Friday, March 1, 2013

The problem with healthcare

One thing that shocked me about Iceland is how expensive eating out is (large proportion of exports, high labor costs) – even a shitty hot dog meal at a gas station is at least 10 dollars.  I often assume that living in America is more expensive than in other countries, given our high salaries, but of course that’s not always the case.  However, I do often hear friends and people on the internet complaining about the high cost of healthcare in the US.  After a recent (really horrific) trip to the dentist for fill 5 cavities, I certainly have a laundry list of complaints about the system.  But I have to wonder whether (in addition to the cost being high), we have a bad attitude.

I think it’s reprehensible (and completely unnecessary) how poorly insurance companies and doctors interface, and how much stress and confusion is forced on the patient in the middle.  I have dental insurance – it’s real, the company is legit, and allegedly my plan is pretty good.  The dentist’s office I went to has also been in business for a while, has some sort of customer base and system to process insurance claims, and also seems legit.  And yet, armed with the fairly basic insurance guidelines (full coverage for preventative care, and 80% for non-preventative care, up to 1K per year) and my insurance info – the doctor’s office couldn’t tell me how much I owed!  On top of that, I proved to them that their estimate was incorrect (and had my insurance company paying more than their maximum).

I knew the doctor’s office was wrong, but I didn’t know what amount was right (or why they couldn’t figure it out), and it was totally infuriating and stressful.  I consider myself an analytical person but resent the system that forces me to figure out payment on my own, even as I lack the information that both my insurance company and doctor readily have available.  And don’t get me started on the additional medical procedure my dentist performed without consulting me (or informing me of the price).  I did not have to pay, but I am not happy.

Filling my five cavities cost about $600.  It’s worth noting that my lack of preventative flossing contributed majorly to the situation, and that needing so much dental work in one year is not the norm given proper dental hygiene.  But assuming my insurance is super amazing, and others routinely spend this much per year at the dentist– should we consider that expensive?  My cell phone (with all the bells and whistles and tethering and hotspotting) costs $100 per month (fortunately, currently paid by my company).  The over-advertised Android Talk is about $50 per month – less, but still a lot of money.  So in one year, your cell phone costs $600 for the plan.  Many spend that much or more on internet or cable.  Some seem more willing to pay for cable than for their health – that’s what seems crazy.
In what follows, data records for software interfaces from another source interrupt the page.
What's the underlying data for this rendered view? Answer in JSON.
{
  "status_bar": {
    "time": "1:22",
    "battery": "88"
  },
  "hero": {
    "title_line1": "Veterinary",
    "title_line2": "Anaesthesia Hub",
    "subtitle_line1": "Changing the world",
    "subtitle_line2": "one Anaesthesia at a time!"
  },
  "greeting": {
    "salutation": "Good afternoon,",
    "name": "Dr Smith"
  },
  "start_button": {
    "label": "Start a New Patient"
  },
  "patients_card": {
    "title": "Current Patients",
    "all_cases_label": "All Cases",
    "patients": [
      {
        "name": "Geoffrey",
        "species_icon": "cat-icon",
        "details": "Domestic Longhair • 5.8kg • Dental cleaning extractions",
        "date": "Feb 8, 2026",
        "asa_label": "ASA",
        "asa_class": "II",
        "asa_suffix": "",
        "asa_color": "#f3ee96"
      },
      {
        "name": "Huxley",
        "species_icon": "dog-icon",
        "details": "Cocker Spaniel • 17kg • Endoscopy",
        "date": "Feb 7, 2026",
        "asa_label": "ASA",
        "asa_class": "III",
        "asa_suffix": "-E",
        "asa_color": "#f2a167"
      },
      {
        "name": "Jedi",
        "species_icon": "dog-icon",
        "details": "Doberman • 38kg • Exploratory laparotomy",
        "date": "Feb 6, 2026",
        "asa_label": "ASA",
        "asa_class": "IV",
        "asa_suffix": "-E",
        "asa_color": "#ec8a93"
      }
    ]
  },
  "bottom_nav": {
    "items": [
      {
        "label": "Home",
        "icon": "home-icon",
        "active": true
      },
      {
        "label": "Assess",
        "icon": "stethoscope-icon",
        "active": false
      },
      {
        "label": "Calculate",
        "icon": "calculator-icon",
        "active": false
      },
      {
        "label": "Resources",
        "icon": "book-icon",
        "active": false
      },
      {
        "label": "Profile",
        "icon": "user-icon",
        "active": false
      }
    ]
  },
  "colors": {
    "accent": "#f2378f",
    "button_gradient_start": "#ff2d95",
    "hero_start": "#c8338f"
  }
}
My experience has put flossing in a new light – it’s a smart financial decision.  Forget cutting back on Starbucks lattes to save money – start flossing!

What do you think?  Are Americans more willing to pay for fancy new gadgets than for their health?  Would they rather be lazy than do something as simple as flossing that has such high returns? (I certainly am guilty of that one).  And of course, if anyone else has a traumatic dentist story, I welcome you to join me in misery.  (My story: Valentine’s day, Novocain on the top and bottom of my mouth, and not being able to eat from noon to 5pm.)


  1. "Some seem more willing to pay for cable than for their health – that’s what seems crazy."
    Great observation!

    Don't forget cutting back on Starbucks lattes (and various less obvious things I actually enjoy regularly, like juice) helps your teeth too. That's a lot of sugar flowing through your mouth.

    1. Ha, this is the second time you've mentioned Starbucks lattes! I don't even drink coffee. Although, does coffee actually cause cavities if you drink it black? I assumed it just discolors the enamel, but maybe it's worse than I thought. Good thing I take my tea without sugar, or the 5+ cups a day would be a problem. =)

  2. You mentioned it first here. When you say "Starbucks lattes" I think of the really sugary drinks on their menu, not black coffee.